Steak houses tend to be pricey, yes, but they aren’t “fancy” in the way we think expensive French restaurants are fancy. Steak houses serve real fare, we think, honest fare—beef, seafood, maybe a little game or poultry. Steak houses are straightforward, just like Americans are.
Perhaps all this explains why an extremely disappointing dinner at the Peppermill Steak House seemed almost, well, unpatriotic. As if the restaurant had let down our side.
Consider the roasted prime rib of beef au jus ($22.50), a dish that should be the centerpiece of any steak house. The 16-ounce cut was generous, but a half-day’s roasting didn’t produce what the menu promised would be a “tender and juicy” dish. Instead, the meat was tough and dry, the au jus was cold, and the accompanying steak house fries were soggy.
Prosciutto-wrapped Sonoma quail on a bed of barley pearls were “flavored” with a port-thyme essence ($9.95). The essence was oily—as essences usually are—but the other flavors must have been lost in the extraction process. The tiny quail—all two of them—looked forlorn amidst the vast expanse of the serving dish. Perhaps their leathery prosciutto coverings kept them warm.
Surf fared just as poorly as turf.
Broiled cold-water lobster tails ($36.95) lacked even a hint of sweetness. The Seafood Mirage ($13.50) was a spiritless assembly of fish and crustaceans. The jumbo shrimp were nothing more than fingers of protein, the king crab legs were slightly mushy, and the smoked salmon was sliced too thickly and had the feel of cold bologna. Only the nicely briny oysters saved the course from total failure.
But this bit of hope was dashed when the pan-fried Chilean sea bass atop whipped potatoes ($21.50) arrived. The surrounding wild mushroom sauce wasn’t a sauce but a soup. After a few bites, the soup began to soak the fish and its potato cushion. The result? A gooey mess that resembled a melting hot fudge sundae.

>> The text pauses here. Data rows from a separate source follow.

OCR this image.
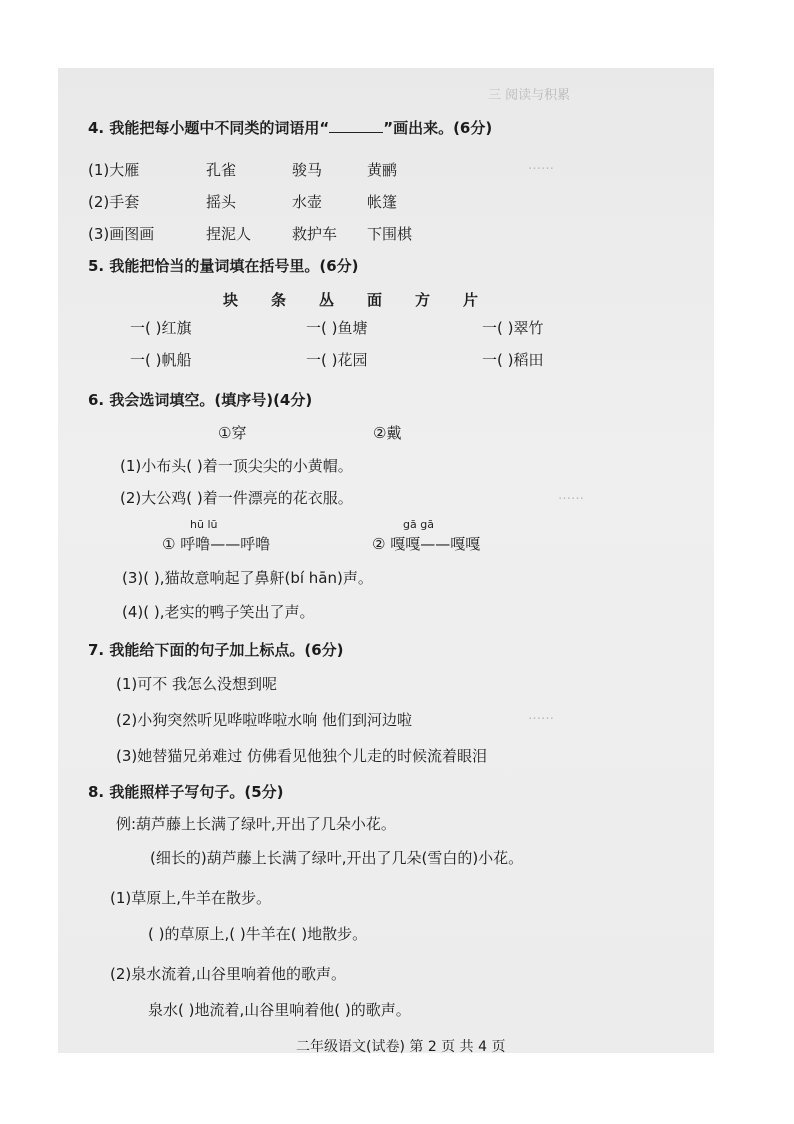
三 阅读与积累
……
……
……
4. 我能把每小题中不同类的词语用“	”画出来。(6分)
(1)大雁	孔雀	骏马	黄鹂
(2)手套	摇头	水壶	帐篷
(3)画图画	捏泥人	救护车 下围棋
5. 我能把恰当的量词填在括号里。(6分)
块 条 丛 面 方 片
一( )红旗	一( )鱼塘	一( )翠竹
一( )帆船	一( )花园	一( )稻田
6. 我会选词填空。(填序号)(4分)
①穿	②戴
(1)小布头( )着一顶尖尖的小黄帽。
(2)大公鸡( )着一件漂亮的花衣服。
hū lū	gā gā
① 呼噜——呼噜	② 嘎嘎——嘎嘎
(3)( ),猫故意响起了鼻鼾(bí hān)声。
(4)( ),老实的鸭子笑出了声。
7. 我能给下面的句子加上标点。(6分)
(1)可不 我怎么没想到呢
(2)小狗突然听见哗啦哗啦水响 他们到河边啦
(3)她替猫兄弟难过 仿佛看见他独个儿走的时候流着眼泪
8. 我能照样子写句子。(5分)
例:葫芦藤上长满了绿叶,开出了几朵小花。
(细长的)葫芦藤上长满了绿叶,开出了几朵(雪白的)小花。
(1)草原上,牛羊在散步。
( )的草原上,( )牛羊在( )地散步。
(2)泉水流着,山谷里响着他的歌声。
泉水( )地流着,山谷里响着他( )的歌声。
二年级语文(试卷) 第 2 页 共 4 页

Even the humble steak house salad ($4.95) didn’t escape ignominy. The greens were soggy, the croutons listless. The ranch dressing was watery, and the honey-mustard dressing didn’t have enough sweetness to cut its bite.
The dining room distractions included purple banquettes, galaxy-themed carpet and pink glass sculptures that looked like waving strands of hallucinogenic kelp. The room reminded me of a lounge where older men take their younger “nieces.”
What would have been welcome as well is an understanding on the restaurant’s part that high prices require excellent cuisine. Main courses at the Peppermill Steak House can approach $60; certain wines fetch almost $15 per glass. At these levels, people have the right to feel extraordinarily satisfied—not mugged.